The French Doctor

Jan 10, 2007 11:52

This was an experience that I was dreading, but, seeing as how a piece of a coffee cup had been embedded in my heel for a full four weeks, it was time. Not to mention the fact that I couldn't walk yesterday. So today I called a number that one of my fellow teachers had found in les pages jaunes and he told me I could come in at 11. What I didn't realize was that he has no appointment times, and tons of people just show up at 11. It was ok, because I was only 5th in line, and despite the fact that he was 20 minutes late, I still made it home by 12:30.

The place was bizarre. Maybe not quite as clean as the US doctor, and there were no nurses. So it was just me and him in this room that was half fancy business office, half doctor room. I showed him my foot and he went to town carving it up with no numbing or anything. I ended up laying on my stomach crying and trying not to scream the F-word because there were children in the lobby. And I don't want the French to think Americans are vulgar. I'm always thinking. Finally he gets the piece out and it was so big. I don't know how I walked on it for 4 weeks. He was a really nice guy though. He apologized for making me cry and gave me some good advice about moving to San Diego so I could find a nice military man. I don't think I will be taking that advice.

While he was writing out my prescriptions, he asked for my name--oh, which is the other thing. I filled out no paperwork. I just walked in there, he carved the thing out of my foot, and if it hadn't been for my prescriptions, he never would have even known my name! So weird. It's different if you are French because you have little debit card to pay with, but that is another story. So he asks me my name. 95% of the time when I tell a French person "Armstrong" they immediately reply, "Ah! Armstrong comme Armstrong!" (comme meaning like) which, while I know it refers to Lance, just sounds really silly. This guy said "Ah! Armstrong comme Neal!" so that was different. He then made the classicly French error of spelling it Amstrong. I didn't correct him. He then spelled my first name Kin. I didn't correct him. So now I will have medical records and DMV records with misspelled names in them. Awesome.
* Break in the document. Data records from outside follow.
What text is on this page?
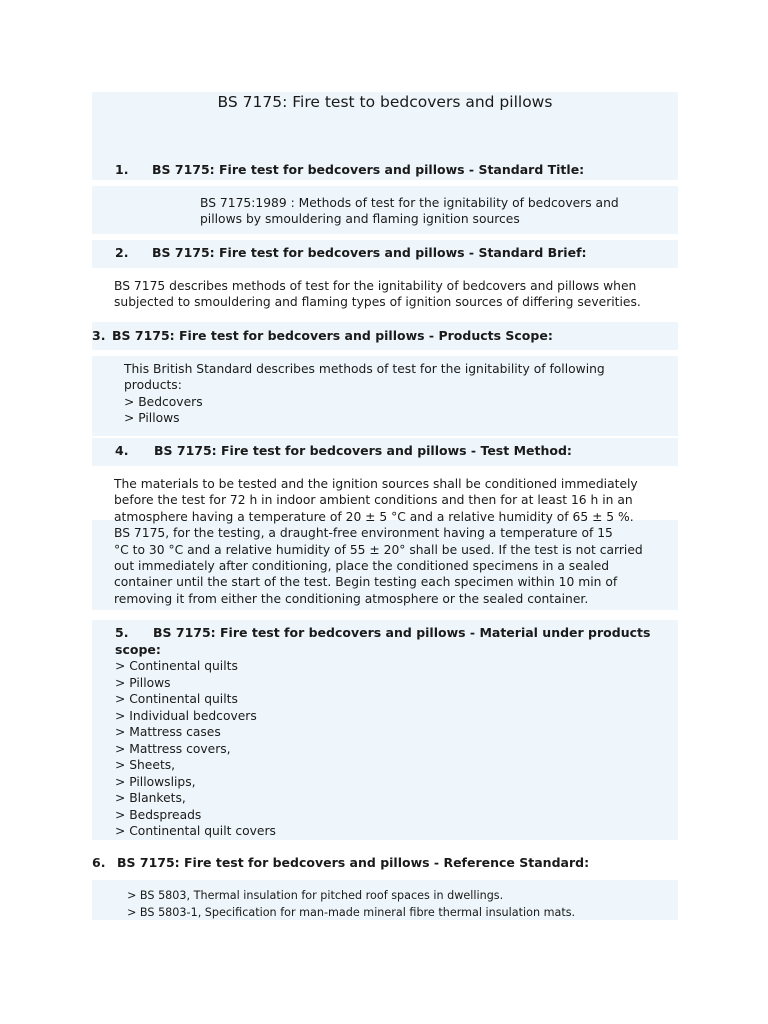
BS 7175: Fire test to bedcovers and pillows
1. BS 7175: Fire test for bedcovers and pillows - Standard Title:
BS 7175:1989 : Methods of test for the ignitability of bedcovers and
pillows by smouldering and flaming ignition sources
2. BS 7175: Fire test for bedcovers and pillows - Standard Brief:
BS 7175 describes methods of test for the ignitability of bedcovers and pillows when
subjected to smouldering and flaming types of ignition sources of differing severities.
3. BS 7175: Fire test for bedcovers and pillows - Products Scope:
This British Standard describes methods of test for the ignitability of following
products:
> Bedcovers
> Pillows
4. BS 7175: Fire test for bedcovers and pillows - Test Method:
The materials to be tested and the ignition sources shall be conditioned immediately
before the test for 72 h in indoor ambient conditions and then for at least 16 h in an
atmosphere having a temperature of 20 ± 5 °C and a relative humidity of 65 ± 5 %.
BS 7175, for the testing, a draught-free environment having a temperature of 15
°C to 30 °C and a relative humidity of 55 ± 20° shall be used. If the test is not carried
out immediately after conditioning, place the conditioned specimens in a sealed
container until the start of the test. Begin testing each specimen within 10 min of
removing it from either the conditioning atmosphere or the sealed container.
5. BS 7175: Fire test for bedcovers and pillows - Material under products
scope:
> Continental quilts
> Pillows
> Continental quilts
> Individual bedcovers
> Mattress cases
> Mattress covers,
> Sheets,
> Pillowslips,
> Blankets,
> Bedspreads
> Continental quilt covers
6. BS 7175: Fire test for bedcovers and pillows - Reference Standard:
> BS 5803, Thermal insulation for pitched roof spaces in dwellings.
> BS 5803-1, Specification for man-made mineral fibre thermal insulation mats.
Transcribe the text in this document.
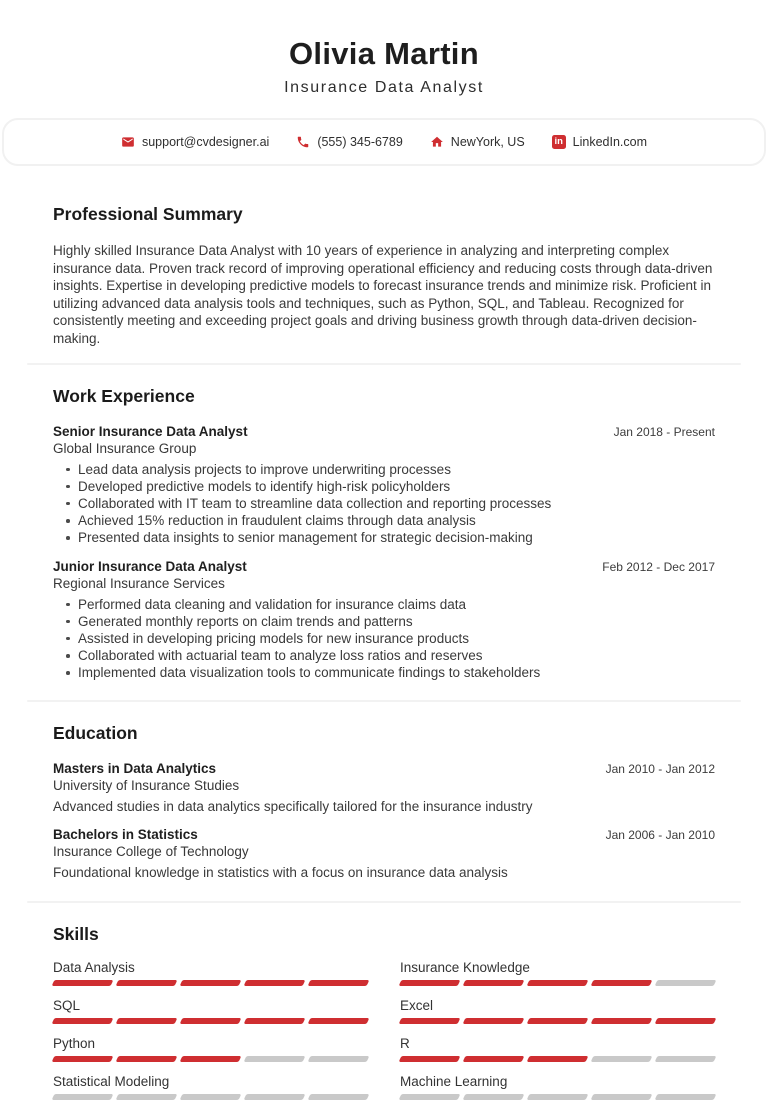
Olivia Martin
Insurance Data Analyst
support@cvdesigner.ai	(555) 345-6789	NewYork, US	in LinkedIn.com
Professional Summary

Highly skilled Insurance Data Analyst with 10 years of experience in analyzing and interpreting complex insurance data. Proven track record of improving operational efficiency and reducing costs through data-driven insights. Expertise in developing predictive models to forecast insurance trends and minimize risk. Proficient in utilizing advanced data analysis tools and techniques, such as Python, SQL, and Tableau. Recognized for consistently meeting and exceeding project goals and driving business growth through data-driven decision-making.

Work Experience
Senior Insurance Data Analyst	Jan 2018 - Present
Global Insurance Group
Lead data analysis projects to improve underwriting processes
Developed predictive models to identify high-risk policyholders
Collaborated with IT team to streamline data collection and reporting processes
Achieved 15% reduction in fraudulent claims through data analysis
Presented data insights to senior management for strategic decision-making
Junior Insurance Data Analyst	Feb 2012 - Dec 2017
Regional Insurance Services
Performed data cleaning and validation for insurance claims data
Generated monthly reports on claim trends and patterns
Assisted in developing pricing models for new insurance products
Collaborated with actuarial team to analyze loss ratios and reserves
Implemented data visualization tools to communicate findings to stakeholders
Education
Masters in Data Analytics	Jan 2010 - Jan 2012
University of Insurance Studies
Advanced studies in data analytics specifically tailored for the insurance industry
Bachelors in Statistics	Jan 2006 - Jan 2010
Insurance College of Technology
Foundational knowledge in statistics with a focus on insurance data analysis
Skills
Data Analysis	Insurance Knowledge
SQL	Excel
Python	R
Statistical Modeling	Machine Learning
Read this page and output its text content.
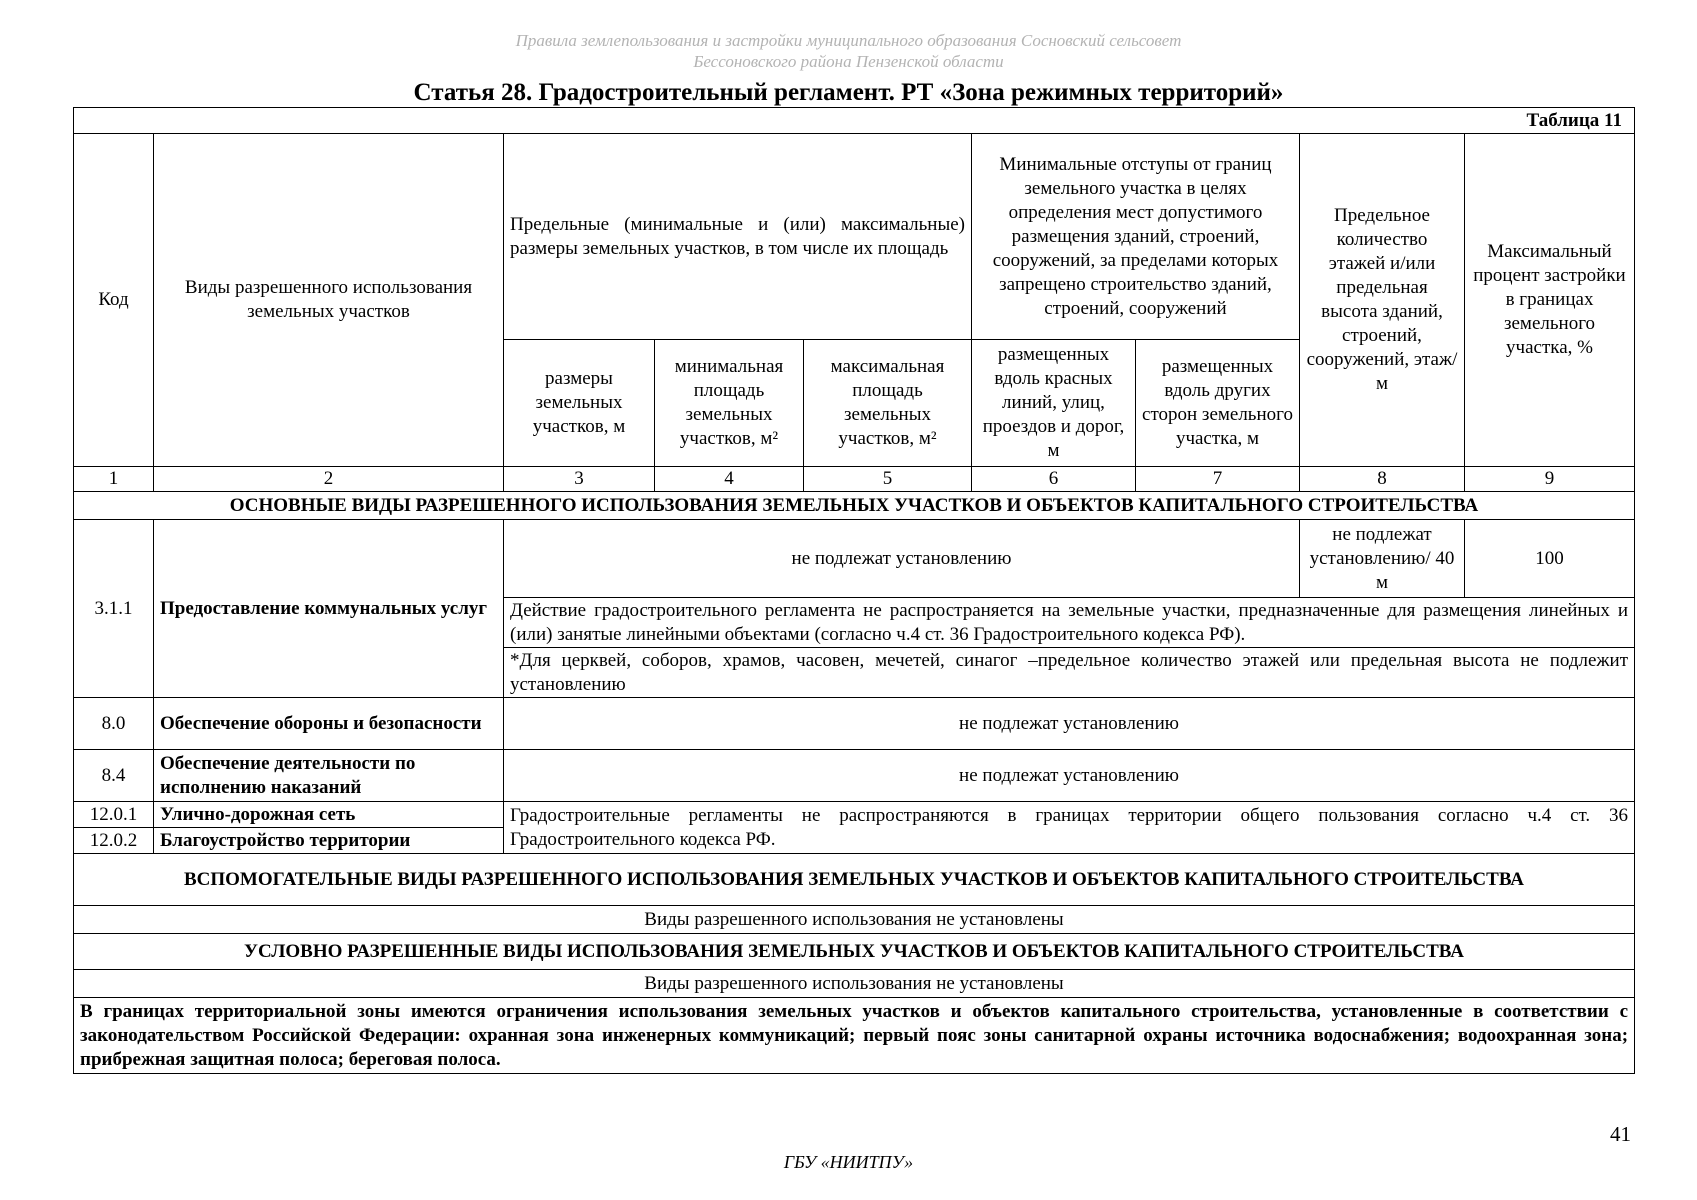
Правила землепользования и застройки муниципального образования Сосновский сельсовет
Бессоновского района Пензенской области
Статья 28. Градостроительный регламент. РТ «Зона режимных территорий»
Таблица 11								
Код	Виды разрешенного использования земельных участков	Предельные (минимальные и (или) максимальные) размеры земельных участков, в том числе их площадь			Минимальные отступы от границ земельного участка в целях определения мест допустимого размещения зданий, строений, сооружений, за пределами которых запрещено строительство зданий, строений, сооружений		Предельное количество этажей и/или предельная высота зданий, строений, сооружений, этаж/м	Максимальный процент застройки в границах земельного участка, %
		размеры земельных участков, м	минимальная площадь земельных участков, м²	максимальная площадь земельных участков, м²	размещенных вдоль красных линий, улиц, проездов и дорог, м	размещенных вдоль других сторон земельного участка, м		
1	2	3	4	5	6	7	8	9
ОСНОВНЫЕ ВИДЫ РАЗРЕШЕННОГО ИСПОЛЬЗОВАНИЯ ЗЕМЕЛЬНЫХ УЧАСТКОВ И ОБЪЕКТОВ КАПИТАЛЬНОГО СТРОИТЕЛЬСТВА								
3.1.1	Предоставление коммунальных услуг	не подлежат установлению					не подлежат установлению/ 40 м	100
		Действие градостроительного регламента не распространяется на земельные участки, предназначенные для размещения линейных и (или) занятые линейными объектами (согласно ч.4 ст. 36 Градостроительного кодекса РФ).						
		*Для церквей, соборов, храмов, часовен, мечетей, синагог –предельное количество этажей или предельная высота не подлежит установлению						
8.0	Обеспечение обороны и безопасности	не подлежат установлению						
8.4	Обеспечение деятельности по исполнению наказаний	не подлежат установлению						
12.0.1	Улично-дорожная сеть	Градостроительные регламенты не распространяются в границах территории общего пользования согласно ч.4 ст. 36 Градостроительного кодекса РФ.						
12.0.2	Благоустройство территории							
ВСПОМОГАТЕЛЬНЫЕ ВИДЫ РАЗРЕШЕННОГО ИСПОЛЬЗОВАНИЯ ЗЕМЕЛЬНЫХ УЧАСТКОВ И ОБЪЕКТОВ КАПИТАЛЬНОГО СТРОИТЕЛЬСТВА								
Виды разрешенного использования не установлены								
УСЛОВНО РАЗРЕШЕННЫЕ ВИДЫ ИСПОЛЬЗОВАНИЯ ЗЕМЕЛЬНЫХ УЧАСТКОВ И ОБЪЕКТОВ КАПИТАЛЬНОГО СТРОИТЕЛЬСТВА								
Виды разрешенного использования не установлены								
В границах территориальной зоны имеются ограничения использования земельных участков и объектов капитального строительства, установленные в соответствии с законодательством Российской Федерации: охранная зона инженерных коммуникаций; первый пояс зоны санитарной охраны источника водоснабжения; водоохранная зона; прибрежная защитная полоса; береговая полоса.								
41
ГБУ «НИИТПУ»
Overall, I give French doctor an A+, or a 20/20, to be more French about it. I should mention that it cost me 21 E. With no insurance and that's all! And I can get 70% of that reimbursed once I get my medical card. I think I will be going back to the French doctor.

Oh man, I can't believe my favorite part, when he told me to go look out at the others in the waiting room. He made this amazing disgust face. The French make fantastic faces. They were not the most attractive people in the world, but I hardly think it was fair for him to make a claim that all Americans are prettier than all French based on the specimens in his office, but that is exactly what he did. He was an interesting guy.